On Tuesday night the officials determined that they couldn't tell who the ball went off when they looked at the replay. It's hard to believe. Much more likely and what Doc Rivers believes is that they saw Barnes whack Jackson on the wrist forcing the ball out of bounds, and called it inconclusive because they knew that the Thunder deserved the basketball because Barnes fouled Jackson. Rivers was rightfully furious about it, because a similar call against Chris Paul in the Golden State series worked against his team. A ball out of bounds was called off of the Warriors, but instant replay showed it went off of Paul. The replay also showed an egregious foul committed on Paul that was missed. The Clippers lost out again.

It's not the officials' fault. With the action moving so fast it's often impossible to tell if a player hits a hand, wrist or ball. If every reach-in or over-the-back was called, games would take three hours and everyone would have five fouls in the fourth quarter. No one wants that, nor do they want even more fouls called in the final minutes when replay is put into effect. Everyone wants to see these guys play, not shoot free throws.

So what's the answer?

The easy answer is that officials would be allowed to call or reverse foul calls based on replay. It would be an unprecedented path that no other sport has embarked upon.
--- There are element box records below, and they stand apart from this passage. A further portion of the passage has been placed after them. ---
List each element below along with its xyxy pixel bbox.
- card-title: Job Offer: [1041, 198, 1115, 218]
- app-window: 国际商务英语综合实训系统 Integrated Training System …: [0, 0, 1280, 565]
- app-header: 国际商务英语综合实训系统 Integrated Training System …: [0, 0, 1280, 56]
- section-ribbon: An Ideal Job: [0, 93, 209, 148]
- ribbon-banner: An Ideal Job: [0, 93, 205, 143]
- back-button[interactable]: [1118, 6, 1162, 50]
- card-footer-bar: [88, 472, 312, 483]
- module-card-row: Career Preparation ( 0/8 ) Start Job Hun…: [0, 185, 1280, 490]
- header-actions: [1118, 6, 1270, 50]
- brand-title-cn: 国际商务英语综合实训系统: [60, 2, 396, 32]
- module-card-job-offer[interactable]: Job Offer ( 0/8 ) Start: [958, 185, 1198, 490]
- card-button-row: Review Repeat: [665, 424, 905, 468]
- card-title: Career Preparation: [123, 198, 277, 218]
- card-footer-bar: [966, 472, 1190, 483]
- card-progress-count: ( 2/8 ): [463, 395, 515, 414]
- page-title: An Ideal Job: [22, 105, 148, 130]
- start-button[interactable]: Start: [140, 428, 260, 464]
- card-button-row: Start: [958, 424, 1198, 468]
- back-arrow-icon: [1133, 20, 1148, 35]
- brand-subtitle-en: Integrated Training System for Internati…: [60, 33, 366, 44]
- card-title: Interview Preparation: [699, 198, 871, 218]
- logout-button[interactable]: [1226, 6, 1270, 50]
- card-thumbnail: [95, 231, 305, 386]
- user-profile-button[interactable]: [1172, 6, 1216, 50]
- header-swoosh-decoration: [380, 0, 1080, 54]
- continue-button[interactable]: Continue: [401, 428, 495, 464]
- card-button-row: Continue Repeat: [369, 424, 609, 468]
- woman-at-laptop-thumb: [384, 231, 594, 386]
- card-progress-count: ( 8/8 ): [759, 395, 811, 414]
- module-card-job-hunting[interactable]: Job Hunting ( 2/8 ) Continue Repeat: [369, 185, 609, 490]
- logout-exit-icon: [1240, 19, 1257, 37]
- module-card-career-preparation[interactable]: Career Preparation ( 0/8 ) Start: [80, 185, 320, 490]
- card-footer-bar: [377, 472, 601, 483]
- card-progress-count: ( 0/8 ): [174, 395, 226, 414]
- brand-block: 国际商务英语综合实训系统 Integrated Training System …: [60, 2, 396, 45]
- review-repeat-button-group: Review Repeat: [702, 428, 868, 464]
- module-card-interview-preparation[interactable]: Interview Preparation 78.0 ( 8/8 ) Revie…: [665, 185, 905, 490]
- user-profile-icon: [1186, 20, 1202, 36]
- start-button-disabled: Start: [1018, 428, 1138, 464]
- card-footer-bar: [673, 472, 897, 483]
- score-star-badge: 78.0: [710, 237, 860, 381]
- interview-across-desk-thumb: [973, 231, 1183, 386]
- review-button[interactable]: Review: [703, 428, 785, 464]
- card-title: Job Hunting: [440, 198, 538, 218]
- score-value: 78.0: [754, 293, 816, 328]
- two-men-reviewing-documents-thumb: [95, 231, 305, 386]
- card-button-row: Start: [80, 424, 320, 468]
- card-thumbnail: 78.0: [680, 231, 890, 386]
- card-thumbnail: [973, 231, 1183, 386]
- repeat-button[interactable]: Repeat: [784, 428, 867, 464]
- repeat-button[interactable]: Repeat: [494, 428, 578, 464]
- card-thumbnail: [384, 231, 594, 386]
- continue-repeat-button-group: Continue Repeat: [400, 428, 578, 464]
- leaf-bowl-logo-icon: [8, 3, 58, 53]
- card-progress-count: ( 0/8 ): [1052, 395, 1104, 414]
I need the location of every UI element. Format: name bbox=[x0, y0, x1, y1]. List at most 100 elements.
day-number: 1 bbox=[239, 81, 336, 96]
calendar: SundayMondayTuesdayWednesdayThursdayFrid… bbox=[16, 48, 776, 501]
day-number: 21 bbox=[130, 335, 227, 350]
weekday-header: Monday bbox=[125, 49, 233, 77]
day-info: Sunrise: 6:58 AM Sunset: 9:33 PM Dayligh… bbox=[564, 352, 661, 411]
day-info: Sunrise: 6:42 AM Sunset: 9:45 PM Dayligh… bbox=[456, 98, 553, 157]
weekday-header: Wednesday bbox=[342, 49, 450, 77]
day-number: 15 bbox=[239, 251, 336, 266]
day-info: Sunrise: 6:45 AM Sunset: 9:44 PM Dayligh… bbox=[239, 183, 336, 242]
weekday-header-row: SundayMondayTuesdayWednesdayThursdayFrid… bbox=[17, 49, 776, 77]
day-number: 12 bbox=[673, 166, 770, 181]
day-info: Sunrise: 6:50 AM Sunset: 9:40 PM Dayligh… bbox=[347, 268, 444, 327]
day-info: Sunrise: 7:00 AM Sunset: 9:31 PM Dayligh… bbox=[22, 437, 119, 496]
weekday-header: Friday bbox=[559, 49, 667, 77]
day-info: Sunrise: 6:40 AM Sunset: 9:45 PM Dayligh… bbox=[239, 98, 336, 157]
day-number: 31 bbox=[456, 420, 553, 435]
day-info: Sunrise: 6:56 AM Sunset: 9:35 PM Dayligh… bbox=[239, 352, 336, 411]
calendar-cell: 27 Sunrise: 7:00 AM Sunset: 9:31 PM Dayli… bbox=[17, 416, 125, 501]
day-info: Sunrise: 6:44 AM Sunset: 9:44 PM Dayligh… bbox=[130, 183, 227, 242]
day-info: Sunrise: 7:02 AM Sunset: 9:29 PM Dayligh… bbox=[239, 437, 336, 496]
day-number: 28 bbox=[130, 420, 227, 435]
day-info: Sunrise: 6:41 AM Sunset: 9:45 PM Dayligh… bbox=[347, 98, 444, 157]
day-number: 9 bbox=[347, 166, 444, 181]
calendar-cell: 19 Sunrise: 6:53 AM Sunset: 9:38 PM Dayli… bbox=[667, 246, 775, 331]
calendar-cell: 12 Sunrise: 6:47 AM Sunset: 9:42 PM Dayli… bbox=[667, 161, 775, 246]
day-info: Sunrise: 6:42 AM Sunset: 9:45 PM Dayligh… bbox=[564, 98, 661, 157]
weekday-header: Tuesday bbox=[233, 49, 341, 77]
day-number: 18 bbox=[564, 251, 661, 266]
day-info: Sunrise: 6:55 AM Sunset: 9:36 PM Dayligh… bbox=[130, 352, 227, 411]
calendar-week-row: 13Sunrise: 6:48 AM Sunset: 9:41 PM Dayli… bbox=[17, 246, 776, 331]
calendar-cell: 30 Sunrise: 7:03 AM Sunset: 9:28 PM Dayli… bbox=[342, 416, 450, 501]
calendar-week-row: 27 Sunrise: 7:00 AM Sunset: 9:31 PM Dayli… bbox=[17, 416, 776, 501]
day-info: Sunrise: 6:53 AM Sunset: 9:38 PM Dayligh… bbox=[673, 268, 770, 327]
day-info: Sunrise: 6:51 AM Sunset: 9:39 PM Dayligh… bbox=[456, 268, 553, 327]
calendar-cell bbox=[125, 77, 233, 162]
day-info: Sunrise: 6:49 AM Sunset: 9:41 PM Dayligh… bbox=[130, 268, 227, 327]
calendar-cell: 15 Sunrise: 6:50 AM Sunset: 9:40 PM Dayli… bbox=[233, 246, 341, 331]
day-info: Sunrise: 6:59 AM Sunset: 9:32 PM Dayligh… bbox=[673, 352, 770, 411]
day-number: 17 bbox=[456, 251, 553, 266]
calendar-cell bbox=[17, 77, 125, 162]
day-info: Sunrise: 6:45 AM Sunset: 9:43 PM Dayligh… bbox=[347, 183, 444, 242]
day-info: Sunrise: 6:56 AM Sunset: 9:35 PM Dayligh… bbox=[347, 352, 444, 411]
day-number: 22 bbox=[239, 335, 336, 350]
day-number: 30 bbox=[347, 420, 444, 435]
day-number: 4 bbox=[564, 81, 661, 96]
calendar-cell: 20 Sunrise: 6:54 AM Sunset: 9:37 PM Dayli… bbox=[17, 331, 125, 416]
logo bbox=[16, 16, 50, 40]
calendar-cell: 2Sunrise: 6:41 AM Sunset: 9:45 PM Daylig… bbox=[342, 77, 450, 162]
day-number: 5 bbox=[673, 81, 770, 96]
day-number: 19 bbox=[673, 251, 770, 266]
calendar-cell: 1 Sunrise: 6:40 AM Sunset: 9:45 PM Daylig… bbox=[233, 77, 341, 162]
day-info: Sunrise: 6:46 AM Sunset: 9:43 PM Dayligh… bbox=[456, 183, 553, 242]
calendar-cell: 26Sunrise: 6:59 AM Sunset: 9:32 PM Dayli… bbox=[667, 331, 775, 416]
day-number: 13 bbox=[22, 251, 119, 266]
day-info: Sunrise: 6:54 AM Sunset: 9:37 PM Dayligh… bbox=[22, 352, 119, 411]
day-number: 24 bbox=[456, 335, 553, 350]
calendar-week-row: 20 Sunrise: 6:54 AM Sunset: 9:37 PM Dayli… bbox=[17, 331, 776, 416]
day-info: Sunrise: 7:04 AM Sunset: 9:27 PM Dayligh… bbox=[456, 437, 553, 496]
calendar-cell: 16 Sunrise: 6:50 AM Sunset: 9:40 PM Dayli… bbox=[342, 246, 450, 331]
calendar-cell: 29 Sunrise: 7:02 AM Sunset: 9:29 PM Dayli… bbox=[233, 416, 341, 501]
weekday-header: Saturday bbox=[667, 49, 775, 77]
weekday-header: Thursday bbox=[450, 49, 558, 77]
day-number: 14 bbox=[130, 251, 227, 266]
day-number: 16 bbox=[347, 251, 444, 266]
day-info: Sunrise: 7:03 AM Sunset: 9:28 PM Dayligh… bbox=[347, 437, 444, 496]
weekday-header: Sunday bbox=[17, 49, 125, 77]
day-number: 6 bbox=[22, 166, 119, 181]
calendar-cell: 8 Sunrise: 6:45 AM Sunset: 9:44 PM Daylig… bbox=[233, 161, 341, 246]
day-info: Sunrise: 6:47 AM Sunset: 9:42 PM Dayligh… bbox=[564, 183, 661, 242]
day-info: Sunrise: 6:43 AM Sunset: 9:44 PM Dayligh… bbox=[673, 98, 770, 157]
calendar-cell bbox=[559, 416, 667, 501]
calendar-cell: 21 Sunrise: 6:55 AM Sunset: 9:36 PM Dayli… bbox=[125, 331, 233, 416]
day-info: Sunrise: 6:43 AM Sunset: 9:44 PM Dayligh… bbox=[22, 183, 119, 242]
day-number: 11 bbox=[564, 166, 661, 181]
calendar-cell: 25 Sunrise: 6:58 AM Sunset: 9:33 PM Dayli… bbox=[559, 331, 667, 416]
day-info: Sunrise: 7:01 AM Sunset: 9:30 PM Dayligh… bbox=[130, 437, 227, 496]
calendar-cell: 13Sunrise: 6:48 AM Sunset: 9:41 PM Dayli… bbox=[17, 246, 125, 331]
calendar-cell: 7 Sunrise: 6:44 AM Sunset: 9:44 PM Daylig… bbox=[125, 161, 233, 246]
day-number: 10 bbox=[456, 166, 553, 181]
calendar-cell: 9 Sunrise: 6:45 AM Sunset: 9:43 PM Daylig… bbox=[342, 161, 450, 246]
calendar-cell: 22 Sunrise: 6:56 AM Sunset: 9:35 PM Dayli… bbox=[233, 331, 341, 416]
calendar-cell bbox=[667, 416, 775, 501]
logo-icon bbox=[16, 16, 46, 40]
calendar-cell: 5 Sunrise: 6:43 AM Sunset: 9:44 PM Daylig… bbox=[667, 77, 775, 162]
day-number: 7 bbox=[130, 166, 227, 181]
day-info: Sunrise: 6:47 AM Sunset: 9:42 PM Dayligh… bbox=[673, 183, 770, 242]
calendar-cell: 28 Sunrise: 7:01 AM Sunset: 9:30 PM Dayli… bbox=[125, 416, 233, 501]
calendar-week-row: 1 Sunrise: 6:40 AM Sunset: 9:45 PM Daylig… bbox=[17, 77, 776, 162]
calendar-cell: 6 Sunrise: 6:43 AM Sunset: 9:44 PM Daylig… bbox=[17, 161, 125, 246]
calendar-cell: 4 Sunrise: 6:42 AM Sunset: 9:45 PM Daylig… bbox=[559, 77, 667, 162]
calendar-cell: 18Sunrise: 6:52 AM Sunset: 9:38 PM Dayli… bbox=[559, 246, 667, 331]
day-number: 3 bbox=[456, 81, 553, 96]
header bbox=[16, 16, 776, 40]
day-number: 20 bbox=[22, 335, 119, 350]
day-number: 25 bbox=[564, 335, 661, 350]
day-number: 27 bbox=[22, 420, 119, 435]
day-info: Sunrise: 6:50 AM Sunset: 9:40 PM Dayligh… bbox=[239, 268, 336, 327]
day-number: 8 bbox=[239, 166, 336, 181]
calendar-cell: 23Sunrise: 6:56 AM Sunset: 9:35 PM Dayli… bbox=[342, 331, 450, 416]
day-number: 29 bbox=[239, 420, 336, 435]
Every foul call would have to be reviewed in the final minutes and judgment calls would be made or changed based on replay. It's messy and would cause more problems than it would solve. How would officials decide what a foul is? By the letter of the law or by how they called the game so far? Each game has its own identity and almost develops its own rules as to what is a foul along the way. This will never happen.

My solution is a simpler one. I want to reintroduce the concept of the "force out" that was put into the rules in 1974 and removed in 1977. I would alter the original rule drastically, and allow the referee to rule that physical contact forced the ball to go out of bounds, and award the ball to the team that was not responsible for that contact. This is a fairly open-ended rule and its application would have to be limited, but it would allow a "force out" to be ruled in the Barnes and Paul situations above and award the correct team the ball. It wouldn't call a retroactive foul on the player going over the back or reaching in, but it would give the ball to the right team. The rule would only apply on replays and could read something like this:

"If one player illegally contacts another, and the result of which is the ball going out of bounds, the ball will be awarded to the team of the player that was illegally contacted."

Obviously, the language isn't great, but it would give the officials the flexibility to properly award the basketball to teams on those instant replay challenges. The emphasis would be to correct egregious calls like the ones mentioned above, but otherwise simply award the ball to the team that didn't touch it last. Like retroactively calling fouls, it brings judgment into the equation, but I'm not sure the league has any choice in the matter. It's far from perfect, but I think the concept of a "force out" is a good starting point to solve the problem.

Replay in the NBA is new and the wrinkles are still being ironed out, and this is the biggest challenge the league will face moving forward. There's no perfect solution, but the league needs to come up with something to avoid the types of plays that have hurt the Clippers twice in the playoffs.